Critics of the Securities and Exchange Commission’s proposed increase in disclosure requirements for private advisors are getting a second chance to register disapproval as the agency announced it is extending the public comment period by an additional 30 days. It’s a victory for the financial services industry, which has largely come out in opposition to the changes, but does it signal the agency’s willingness to make concrete adjustments?

The move is potentially significant. Lawyers advocating for private advisers previously told me one limitation of an abbreviated comment period is that there wasn’t enough time to conduct research into the effects of the proposed changes. The month-long extension hardly sounds like fodder for a longitudinal study, but it could give affected parties time to kick the tires of proposed rule changes in more depth.
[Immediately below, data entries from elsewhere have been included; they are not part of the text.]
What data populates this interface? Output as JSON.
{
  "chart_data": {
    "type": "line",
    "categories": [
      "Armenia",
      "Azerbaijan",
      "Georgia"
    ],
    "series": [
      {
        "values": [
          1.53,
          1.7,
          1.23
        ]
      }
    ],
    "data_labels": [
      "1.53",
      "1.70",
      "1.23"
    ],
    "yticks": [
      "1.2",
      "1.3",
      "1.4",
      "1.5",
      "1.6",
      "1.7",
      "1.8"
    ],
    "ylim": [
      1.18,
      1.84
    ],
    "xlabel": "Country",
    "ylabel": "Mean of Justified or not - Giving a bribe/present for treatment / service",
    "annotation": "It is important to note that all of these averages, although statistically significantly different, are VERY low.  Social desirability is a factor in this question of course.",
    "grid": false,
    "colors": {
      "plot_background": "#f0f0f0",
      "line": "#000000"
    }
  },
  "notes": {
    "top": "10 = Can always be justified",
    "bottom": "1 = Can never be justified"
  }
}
As global co-leader of Sidley Austin’s investment funds practice Elizabeth Fries frames it, industry participants could welcome additional time. “There are unforeseen consequences that have not been considered and at the end of the deal, with the short comment period and many questions posed, [the SEC] aren’t suggesting they want to think about those consequences,” Fries told me previously.

That perceived indifference could be another angle of the proposal—the extended comment period might provide political cover for what former SEC official and current Kroll’s head of financial services compliance Ken Joseph says are rule changes (largely) likely to take shape whatever objections are raised.

Despite the potential challenges on the timing for adopting new rules, Joseph says the agency’s mooted fall decision horizon is likely to stay. Political considerations could make it prudent for regulators to act before a potential electoral change in Congress changes the balance of power at the agency. Knowing this, SEC Chair Gary Gensler could see the window for action as brief.